When at last the darkness began to lift, Nelson and Ruff began looking for their friends. They saw nothing but ashes and logs where Varner's tent had been; she and Crall later were found dead. The two other members of the camping group, Dan Balch and Brian Thomas, were alive —barely. Burned skin hung loose from Balch's shoulders to his hands, and he was in shock. He was unable to walk. Thomas, wearing only the long john bottoms in which he had been sleeping, was lying dazed under a log. Nelson and Ruff hauled him out, helped him walk to an old mine shack nearby and built over the entrance a barricade of logs to protect their friend from any further ash falls.

Then Nelson and Ruff began what turned into a 15-mile, ten-hour trek away from the mountain, over what Nelson calls a "white-hot desert" of ash. They soon joined up with a 60-year-old man. The three kept up their spirits by singing bawdy songs. In late afternoon they heard helicopters overhead and waved some of their clothes to stir up a dust cloud large enough to attract the pilot's attention. They were rescued, and choppers soon carried out Balch and Thomas as well.

Roald Reitan, 19, and his friend Venus Dergen, 20, of Tacoma, Wash., had been camping next to a good fishing hole in the Toutle River, about 23 miles downstream from Spirit Lake. They were awakened by a rumbling noise from the river, which was covered by felled trees. The pair ran to Reitan's car, but water from the rising river poured over the road, preventing them from driving away. Then a tide of mud crashed through the forest toward the car. Reitan and Dergen climbed to the roof of the car. That got them above the mud, but only momentarily.

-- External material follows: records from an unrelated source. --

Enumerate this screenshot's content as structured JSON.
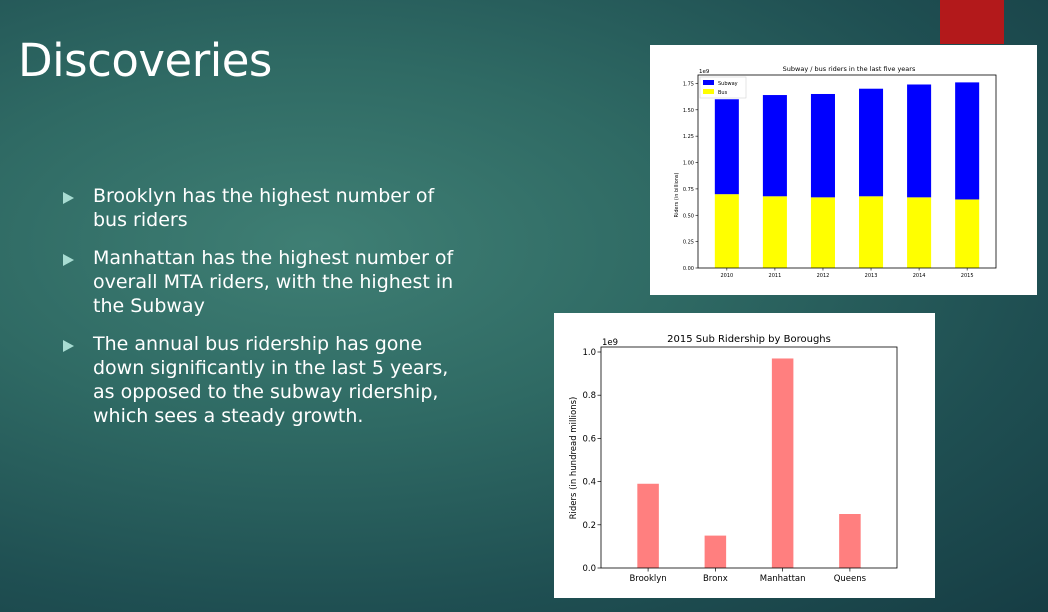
{
  "slide": {
    "title": "Discoveries",
    "accent_color": "#b3191b",
    "bullets": [
      "Brooklyn has the highest number of bus riders",
      "Manhattan has the highest number of overall MTA riders, with the highest in the Subway",
      "The annual bus ridership has gone down significantly in the last 5 years, as opposed to the subway ridership, which sees a steady growth."
    ]
  },
  "chart_data": [
    {
      "type": "bar",
      "stacked": true,
      "title": "Subway / bus riders in the last five years",
      "xlabel": "",
      "ylabel": "Riders (in billions)",
      "scale_label": "1e9",
      "categories": [
        "2010",
        "2011",
        "2012",
        "2013",
        "2014",
        "2015"
      ],
      "series": [
        {
          "name": "Bus",
          "color": "#ffff00",
          "values": [
            0.7,
            0.68,
            0.67,
            0.68,
            0.67,
            0.65
          ]
        },
        {
          "name": "Subway",
          "color": "#0000ff",
          "values": [
            0.9,
            0.96,
            0.98,
            1.02,
            1.07,
            1.11
          ]
        }
      ],
      "yticks": [
        "0.00",
        "0.25",
        "0.50",
        "0.75",
        "1.00",
        "1.25",
        "1.50",
        "1.75"
      ],
      "ylim": [
        0,
        1.83
      ],
      "legend": "top-left",
      "grid": false
    },
    {
      "type": "bar",
      "title": "2015 Sub Ridership by Boroughs",
      "xlabel": "",
      "ylabel": "Riders (in hundread millions)",
      "scale_label": "1e9",
      "categories": [
        "Brooklyn",
        "Bronx",
        "Manhattan",
        "Queens"
      ],
      "values": [
        0.39,
        0.15,
        0.97,
        0.25
      ],
      "color": "#ff7f7f",
      "yticks": [
        "0.0",
        "0.2",
        "0.4",
        "0.6",
        "0.8",
        "1.0"
      ],
      "ylim": [
        0,
        1.0
      ],
      "grid": false
    }
  ]
}
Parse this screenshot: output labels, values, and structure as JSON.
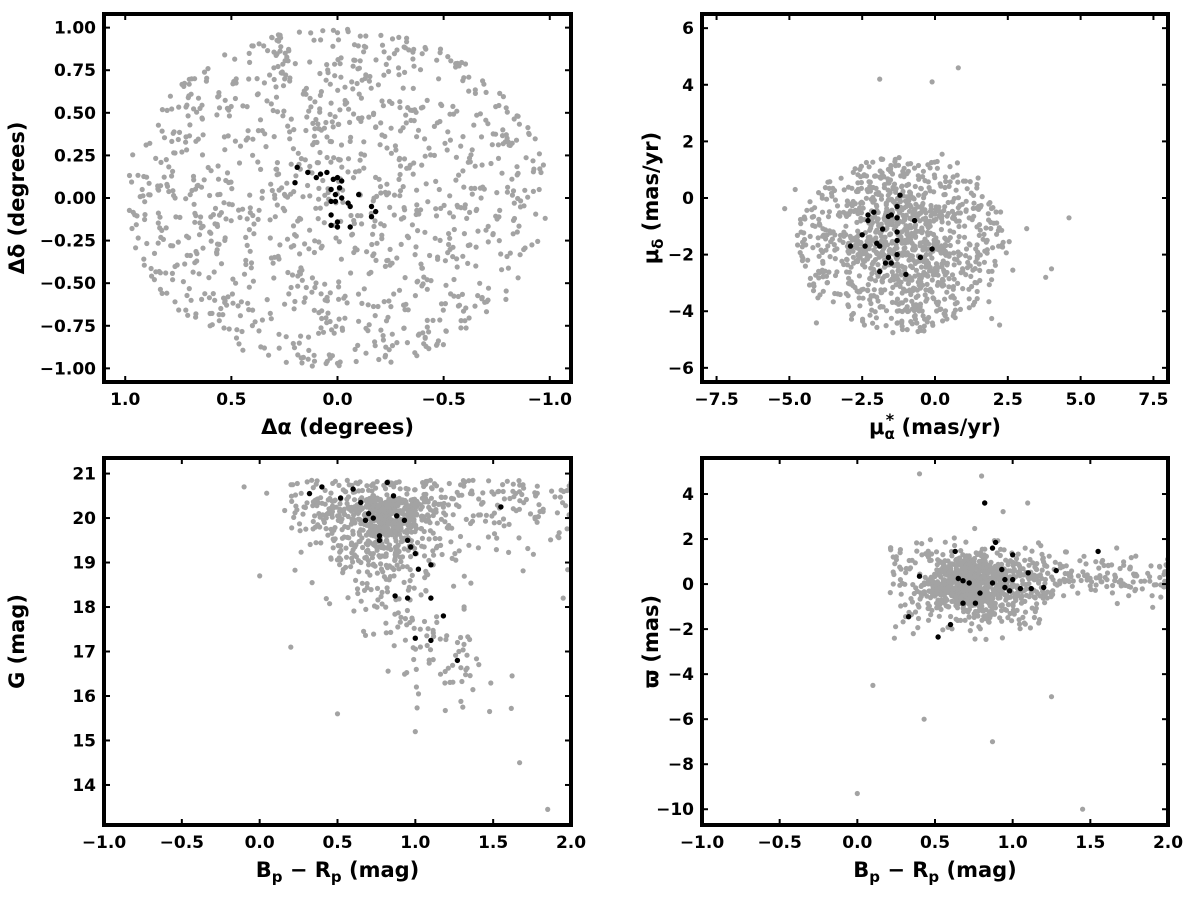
{
  "colors": {
    "field": "#a3a3a3",
    "members": "#000000",
    "axes": "#000000"
  },
  "chart_data": [
    {
      "type": "scatter",
      "id": "sky",
      "xlabel": "Δα (degrees)",
      "ylabel": "Δδ (degrees)",
      "xlim": [
        1.1,
        -1.1
      ],
      "ylim": [
        -1.08,
        1.08
      ],
      "x_ticks": [
        1.0,
        0.5,
        0.0,
        -0.5,
        -1.0
      ],
      "x_tick_labels": [
        "1.0",
        "0.5",
        "0.0",
        "−0.5",
        "−1.0"
      ],
      "y_ticks": [
        1.0,
        0.75,
        0.5,
        0.25,
        0.0,
        -0.25,
        -0.5,
        -0.75,
        -1.0
      ],
      "y_tick_labels": [
        "1.00",
        "0.75",
        "0.50",
        "0.25",
        "0.00",
        "−0.25",
        "−0.50",
        "−0.75",
        "−1.00"
      ],
      "grid": false,
      "series": [
        {
          "role": "field",
          "distribution": {
            "shape": "disk",
            "center": [
              0.0,
              0.0
            ],
            "radius": 1.0,
            "count": 1100
          },
          "points": [
            [
              0.92,
              0.05
            ],
            [
              -0.95,
              0.05
            ],
            [
              0.0,
              0.97
            ],
            [
              0.0,
              -0.97
            ],
            [
              0.7,
              0.6
            ],
            [
              -0.7,
              0.62
            ],
            [
              0.6,
              -0.75
            ],
            [
              -0.6,
              -0.72
            ]
          ]
        },
        {
          "role": "members",
          "points": [
            [
              0.19,
              0.18
            ],
            [
              0.14,
              0.15
            ],
            [
              0.1,
              0.12
            ],
            [
              0.08,
              0.14
            ],
            [
              0.2,
              0.09
            ],
            [
              0.05,
              0.15
            ],
            [
              0.02,
              0.11
            ],
            [
              0.0,
              0.12
            ],
            [
              -0.02,
              0.1
            ],
            [
              0.03,
              0.05
            ],
            [
              -0.01,
              0.06
            ],
            [
              0.01,
              0.02
            ],
            [
              -0.02,
              0.0
            ],
            [
              0.01,
              -0.02
            ],
            [
              0.03,
              -0.02
            ],
            [
              -0.05,
              -0.03
            ],
            [
              -0.06,
              -0.05
            ],
            [
              -0.1,
              0.02
            ],
            [
              0.03,
              -0.1
            ],
            [
              0.0,
              -0.14
            ],
            [
              0.0,
              -0.17
            ],
            [
              -0.06,
              -0.17
            ],
            [
              0.03,
              -0.16
            ],
            [
              -0.16,
              -0.05
            ],
            [
              -0.18,
              -0.08
            ],
            [
              -0.16,
              -0.11
            ]
          ]
        }
      ]
    },
    {
      "type": "scatter",
      "id": "proper-motion",
      "xlabel": "μ",
      "xlabel_sub": "α",
      "xlabel_sup": "*",
      "xlabel_unit": "(mas/yr)",
      "ylabel": "μ",
      "ylabel_sub": "δ",
      "ylabel_unit": "(mas/yr)",
      "xlim": [
        -8.0,
        8.0
      ],
      "ylim": [
        -6.5,
        6.5
      ],
      "x_ticks": [
        -7.5,
        -5.0,
        -2.5,
        0.0,
        2.5,
        5.0,
        7.5
      ],
      "x_tick_labels": [
        "−7.5",
        "−5.0",
        "−2.5",
        "0.0",
        "2.5",
        "5.0",
        "7.5"
      ],
      "y_ticks": [
        6,
        4,
        2,
        0,
        -2,
        -4,
        -6
      ],
      "y_tick_labels": [
        "6",
        "4",
        "2",
        "0",
        "−2",
        "−4",
        "−6"
      ],
      "grid": false,
      "series": [
        {
          "role": "field",
          "distribution": {
            "shape": "ellipse",
            "center": [
              -1.2,
              -1.6
            ],
            "radius": [
              3.6,
              3.1
            ],
            "cutoff_y": [
              -4.8,
              4.6
            ],
            "count": 1100
          },
          "points": [
            [
              -4.8,
              0.3
            ],
            [
              4.6,
              -0.7
            ],
            [
              0.8,
              4.6
            ],
            [
              -1.9,
              4.2
            ],
            [
              4.0,
              -2.5
            ],
            [
              3.8,
              -2.8
            ],
            [
              -0.1,
              4.1
            ]
          ]
        },
        {
          "role": "members",
          "points": [
            [
              -1.2,
              0.1
            ],
            [
              -1.3,
              -0.3
            ],
            [
              -2.3,
              -0.6
            ],
            [
              -2.1,
              -0.5
            ],
            [
              -1.5,
              -0.6
            ],
            [
              -1.6,
              -0.65
            ],
            [
              -2.3,
              -0.8
            ],
            [
              -1.3,
              -0.7
            ],
            [
              -0.7,
              -0.8
            ],
            [
              -2.5,
              -1.3
            ],
            [
              -1.8,
              -1.1
            ],
            [
              -1.3,
              -1.2
            ],
            [
              -1.3,
              -1.5
            ],
            [
              -2.9,
              -1.7
            ],
            [
              -2.4,
              -1.7
            ],
            [
              -2.0,
              -1.6
            ],
            [
              -1.9,
              -1.7
            ],
            [
              -0.1,
              -1.8
            ],
            [
              -1.3,
              -2.0
            ],
            [
              -1.6,
              -2.1
            ],
            [
              -0.5,
              -2.1
            ],
            [
              -1.7,
              -2.3
            ],
            [
              -1.5,
              -2.3
            ],
            [
              -1.9,
              -2.6
            ],
            [
              -1.0,
              -2.7
            ]
          ]
        }
      ]
    },
    {
      "type": "scatter",
      "id": "cmd",
      "xlabel": "B",
      "xlabel_sub1": "p",
      "xlabel_mid": " − R",
      "xlabel_sub2": "p",
      "xlabel_unit": " (mag)",
      "ylabel": "G (mag)",
      "xlim": [
        -1.0,
        2.0
      ],
      "ylim": [
        13.1,
        21.35
      ],
      "x_ticks": [
        -1.0,
        -0.5,
        0.0,
        0.5,
        1.0,
        1.5,
        2.0
      ],
      "x_tick_labels": [
        "−1.0",
        "−0.5",
        "0.0",
        "0.5",
        "1.0",
        "1.5",
        "2.0"
      ],
      "y_ticks": [
        21,
        20,
        19,
        18,
        17,
        16,
        15,
        14
      ],
      "y_tick_labels": [
        "21",
        "20",
        "19",
        "18",
        "17",
        "16",
        "15",
        "14"
      ],
      "grid": false,
      "series": [
        {
          "role": "field",
          "distribution": {
            "shape": "cmd",
            "center": [
              0.8,
              20.1
            ],
            "count": 1000
          },
          "points": [
            [
              0.5,
              15.6
            ],
            [
              1.0,
              15.2
            ],
            [
              1.67,
              14.5
            ],
            [
              1.85,
              13.45
            ],
            [
              -0.1,
              20.7
            ],
            [
              0.0,
              18.7
            ],
            [
              0.2,
              17.1
            ],
            [
              1.95,
              18.2
            ],
            [
              2.0,
              20.8
            ]
          ]
        },
        {
          "role": "members",
          "points": [
            [
              0.32,
              20.55
            ],
            [
              0.4,
              20.7
            ],
            [
              0.52,
              20.45
            ],
            [
              0.6,
              20.65
            ],
            [
              0.65,
              20.35
            ],
            [
              0.7,
              20.1
            ],
            [
              0.68,
              19.95
            ],
            [
              0.73,
              20.0
            ],
            [
              0.77,
              19.6
            ],
            [
              0.77,
              19.5
            ],
            [
              0.82,
              20.8
            ],
            [
              0.86,
              20.5
            ],
            [
              0.88,
              20.05
            ],
            [
              0.93,
              19.95
            ],
            [
              0.95,
              19.5
            ],
            [
              0.97,
              19.35
            ],
            [
              1.0,
              19.2
            ],
            [
              1.02,
              18.85
            ],
            [
              1.1,
              18.95
            ],
            [
              0.87,
              18.25
            ],
            [
              0.95,
              18.2
            ],
            [
              1.1,
              18.2
            ],
            [
              1.18,
              17.8
            ],
            [
              1.0,
              17.3
            ],
            [
              1.1,
              17.25
            ],
            [
              1.27,
              16.8
            ],
            [
              1.55,
              20.25
            ]
          ]
        }
      ]
    },
    {
      "type": "scatter",
      "id": "parallax",
      "xlabel": "B",
      "xlabel_sub1": "p",
      "xlabel_mid": " − R",
      "xlabel_sub2": "p",
      "xlabel_unit": " (mag)",
      "ylabel": "ϖ (mas)",
      "xlim": [
        -1.0,
        2.0
      ],
      "ylim": [
        -10.7,
        5.6
      ],
      "x_ticks": [
        -1.0,
        -0.5,
        0.0,
        0.5,
        1.0,
        1.5,
        2.0
      ],
      "x_tick_labels": [
        "−1.0",
        "−0.5",
        "0.0",
        "0.5",
        "1.0",
        "1.5",
        "2.0"
      ],
      "y_ticks": [
        4,
        2,
        0,
        -2,
        -4,
        -6,
        -8,
        -10
      ],
      "y_tick_labels": [
        "4",
        "2",
        "0",
        "−2",
        "−4",
        "−6",
        "−8",
        "−10"
      ],
      "grid": false,
      "series": [
        {
          "role": "field",
          "distribution": {
            "shape": "band",
            "center": [
              0.75,
              0.0
            ],
            "count": 1100
          },
          "points": [
            [
              0.0,
              -9.3
            ],
            [
              1.45,
              -10.0
            ],
            [
              0.87,
              -7.0
            ],
            [
              0.4,
              4.9
            ],
            [
              0.8,
              4.8
            ],
            [
              0.1,
              -4.5
            ],
            [
              0.43,
              -6.0
            ],
            [
              1.25,
              -5.0
            ]
          ]
        },
        {
          "role": "members",
          "points": [
            [
              0.82,
              3.6
            ],
            [
              0.87,
              1.6
            ],
            [
              0.89,
              1.85
            ],
            [
              0.63,
              1.45
            ],
            [
              1.0,
              1.3
            ],
            [
              1.55,
              1.45
            ],
            [
              0.93,
              0.65
            ],
            [
              1.1,
              0.5
            ],
            [
              1.28,
              0.6
            ],
            [
              0.4,
              0.35
            ],
            [
              0.65,
              0.25
            ],
            [
              0.68,
              0.15
            ],
            [
              0.72,
              0.05
            ],
            [
              0.87,
              0.05
            ],
            [
              0.95,
              0.2
            ],
            [
              1.0,
              0.2
            ],
            [
              1.05,
              -0.2
            ],
            [
              1.12,
              -0.2
            ],
            [
              0.79,
              -0.4
            ],
            [
              0.95,
              -0.15
            ],
            [
              0.98,
              -0.3
            ],
            [
              1.2,
              -0.15
            ],
            [
              0.68,
              -0.85
            ],
            [
              0.76,
              -0.85
            ],
            [
              0.33,
              -1.45
            ],
            [
              0.6,
              -1.8
            ],
            [
              0.52,
              -2.35
            ]
          ]
        }
      ]
    }
  ]
}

The mud slide toppled the car over the bank and into the river.

Reitan and Dergen leaped off the roof and fell into the river, by now a boiling mass of logs, mud, pieces of a collapsed train trestle and what Reitan described as "hot bath water." Said he: "I thought we had had it. Venus was stuck between logs, and disappeared several times. I kept climbing over logs to reach her. We were lucky that the logs opened up and I could pull her out." The two were carried about a mile down the river before a family of campers spotted them and heard Reitan calling for help. It took the rescuers about 45 minutes to crawl across the mud and logs and pull Reitan and Dergen to safety.